Terminada a grande celebração litúrgica, o povo dá então largas ao seu contentamento, ao seu entusiasmo, à esperança de que as suas preces tenham sido ouvidas. Porque as consciências repousam agora na paz das penitências cumpridas.
Esquecem-se os joelhos sangrados e o peso dos círios. Os risos trepam aos olhos onde a comoção, pouco antes, tinha feito poiso. As almas soltam-se. As conversas são outras. Só é preciso ter fé, e essa tem-na o povo.
Por isso faz as suas procissões. Recama, por sua mão, com pétalas de flores, os caminhos que pisam os seus santos. Faz e cumpre promessas. Invoca Cristo.

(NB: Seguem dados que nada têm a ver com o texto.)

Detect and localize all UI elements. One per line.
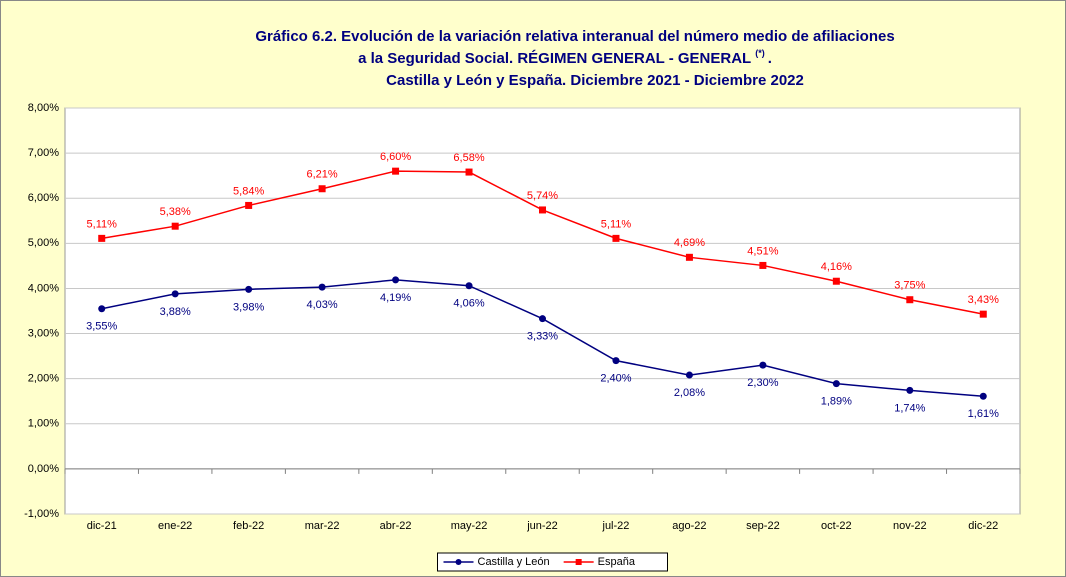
- x-tick-label: may-22: [451, 520, 488, 532]
- y-tick-label: 6,00%: [28, 192, 59, 204]
- data-label: 3,43%: [968, 294, 999, 306]
- x-tick-label: jun-22: [526, 520, 558, 532]
- marker: [455, 559, 462, 565]
- marker: [612, 357, 620, 365]
- data-label: 1,74%: [894, 402, 925, 414]
- data-label: 2,40%: [600, 373, 631, 385]
- marker: [392, 276, 400, 284]
- marker: [906, 386, 914, 394]
- data-label: 4,69%: [674, 237, 705, 249]
- data-label: 1,61%: [968, 408, 999, 420]
- chart-title: Castilla y León y España. Diciembre 2021…: [386, 72, 804, 89]
- data-label: 5,11%: [601, 218, 632, 230]
- x-tick-label: dic-22: [968, 520, 998, 532]
- data-label: 6,21%: [307, 169, 338, 181]
- marker: [171, 290, 179, 298]
- marker: [318, 185, 326, 193]
- marker: [465, 282, 473, 290]
- x-tick-label: dic-21: [87, 520, 117, 532]
- data-label: 2,08%: [674, 387, 705, 399]
- data-label: 3,75%: [894, 280, 925, 292]
- data-label: 4,19%: [380, 292, 411, 304]
- data-label: 6,58%: [453, 152, 484, 164]
- marker: [759, 261, 767, 269]
- marker: [685, 253, 693, 261]
- data-label: 3,98%: [233, 301, 264, 313]
- marker: [245, 201, 253, 209]
- legend-box: [437, 552, 668, 572]
- data-label: 4,06%: [453, 298, 484, 310]
- legend-label: España: [598, 556, 636, 568]
- chart-title: Gráfico 6.2. Evolución de la variación r…: [255, 28, 894, 45]
- x-tick-label: jul-22: [602, 520, 630, 532]
- marker: [171, 222, 179, 230]
- marker: [318, 283, 326, 291]
- marker: [98, 305, 106, 313]
- x-tick-label: feb-22: [233, 520, 264, 532]
- x-tick-label: nov-22: [893, 520, 927, 532]
- x-tick-label: oct-22: [821, 520, 852, 532]
- y-tick-label: 8,00%: [28, 102, 59, 114]
- data-label: 1,89%: [821, 396, 852, 408]
- x-tick-label: ago-22: [672, 520, 706, 532]
- y-tick-label: 3,00%: [28, 327, 59, 339]
- marker: [392, 167, 400, 175]
- y-tick-label: 7,00%: [28, 147, 59, 159]
- marker: [245, 285, 253, 293]
- x-tick-label: abr-22: [380, 520, 412, 532]
- marker: [685, 371, 693, 379]
- y-tick-label: 2,00%: [28, 373, 59, 385]
- marker: [98, 234, 106, 242]
- data-label: 5,74%: [527, 190, 558, 202]
- data-label: 5,38%: [160, 206, 191, 218]
- marker: [832, 380, 840, 388]
- marker: [539, 315, 546, 323]
- y-tick-label: 4,00%: [28, 282, 59, 294]
- data-label: 3,88%: [160, 306, 191, 318]
- y-tick-label: 5,00%: [28, 237, 59, 249]
- data-label: 2,30%: [747, 377, 778, 389]
- x-tick-label: ene-22: [158, 520, 192, 532]
- marker: [575, 559, 582, 565]
- legend-label: Castilla y León: [478, 556, 550, 568]
- data-label: 5,11%: [87, 218, 118, 230]
- data-label: 5,84%: [233, 185, 264, 197]
- chart-title: a la Seguridad Social. RÉGIMEN GENERAL -…: [358, 48, 772, 67]
- marker: [906, 296, 914, 304]
- marker: [979, 310, 987, 318]
- marker: [539, 206, 546, 214]
- y-tick-label: 0,00%: [28, 463, 59, 475]
- marker: [465, 168, 473, 176]
- data-label: 4,03%: [307, 299, 338, 311]
- y-tick-label: -1,00%: [24, 508, 59, 520]
- data-label: 3,33%: [527, 331, 558, 343]
- data-label: 4,16%: [821, 261, 852, 273]
- marker: [832, 277, 840, 285]
- data-label: 6,60%: [380, 151, 411, 163]
- data-label: 4,51%: [747, 245, 778, 257]
- plot-area: [64, 107, 1021, 515]
- y-tick-label: 1,00%: [28, 418, 59, 430]
- marker: [612, 234, 620, 242]
- marker: [979, 392, 987, 400]
- x-tick-label: sep-22: [746, 520, 780, 532]
- data-label: 3,55%: [86, 321, 117, 333]
- x-tick-label: mar-22: [305, 520, 340, 532]
- marker: [759, 361, 767, 369]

Mas sem alegria a devoção não é perfeita. Daí, a necessidade do deslumbramento feérico das luzes a iluminar cansaços de imensa escuridão. Do aconchego das vozes nos ouvidos que poucas falas escutam. Da presença de quem não se conhece e se aceita por companhia e por amigo. Da blusa nova conquistada ao mealheiro. Dos aromas, peregrinos de paisagens, nomes e distâncias. Do pão, a lembrar das mãos os gestos que percorrem as searas. Dos foguetes, sem asas para tocar os céus. Dos abraços, da música, da magia, a envolverem o corpo e o espírito num tule de segredos que ninguém descobre.

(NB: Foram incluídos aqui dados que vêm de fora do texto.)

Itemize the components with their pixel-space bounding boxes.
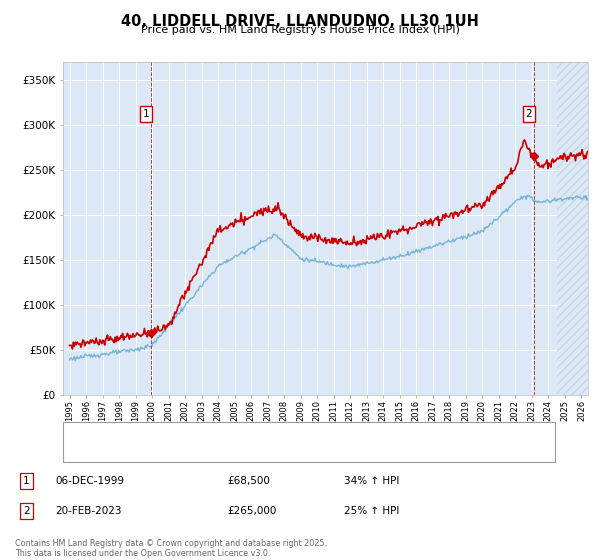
Text: £265,000: £265,000 xyxy=(227,506,277,516)
Text: Contains HM Land Registry data © Crown copyright and database right 2025.
This d: Contains HM Land Registry data © Crown c… xyxy=(15,539,327,558)
Text: 2: 2 xyxy=(23,506,30,516)
Text: 20-FEB-2023: 20-FEB-2023 xyxy=(56,506,122,516)
Text: 06-DEC-1999: 06-DEC-1999 xyxy=(56,475,125,486)
Text: 2: 2 xyxy=(526,109,532,119)
Bar xyxy=(557,62,598,395)
FancyBboxPatch shape xyxy=(63,422,555,462)
Text: 1: 1 xyxy=(143,109,149,119)
Text: 40, LIDDELL DRIVE, LLANDUDNO, LL30 1UH (semi-detached house): 40, LIDDELL DRIVE, LLANDUDNO, LL30 1UH (… xyxy=(103,428,433,438)
Text: 25% ↑ HPI: 25% ↑ HPI xyxy=(344,506,399,516)
Bar xyxy=(557,62,598,395)
Text: 34% ↑ HPI: 34% ↑ HPI xyxy=(344,475,399,486)
Text: £68,500: £68,500 xyxy=(227,475,270,486)
Text: 40, LIDDELL DRIVE, LLANDUDNO, LL30 1UH: 40, LIDDELL DRIVE, LLANDUDNO, LL30 1UH xyxy=(121,14,479,29)
Text: Price paid vs. HM Land Registry's House Price Index (HPI): Price paid vs. HM Land Registry's House … xyxy=(140,25,460,35)
Text: 1: 1 xyxy=(23,475,30,486)
Text: HPI: Average price, semi-detached house, Conwy: HPI: Average price, semi-detached house,… xyxy=(103,447,343,457)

No mar de gente, como se fora tão-só o mesmo corpo, um único desejo. Quase ingénuo, por tão simples. E tão pouco exigente por tão puro: ver, ouvir, participar – estar presente.
Faz-se a reconciliação com o dia-a-dia. Com as horas que o tempo esgota sem compromisso de regresso. Tréguas tão breves, essas. Contudo, as que são permitidas e possíveis. O mundo não é assim. Muito menos a vida.
Para esquecer rotinas que obrigam ao retorno, há que viver a festa. Respirá-la. Bebê-la. Como se fora um campo de lilases. Uma fonte que socorre a nossa sede. Ainda que a ilusão dure tão pouco. Que a evasão seja tão breve – irremediavelmente, por um ou poucos dias.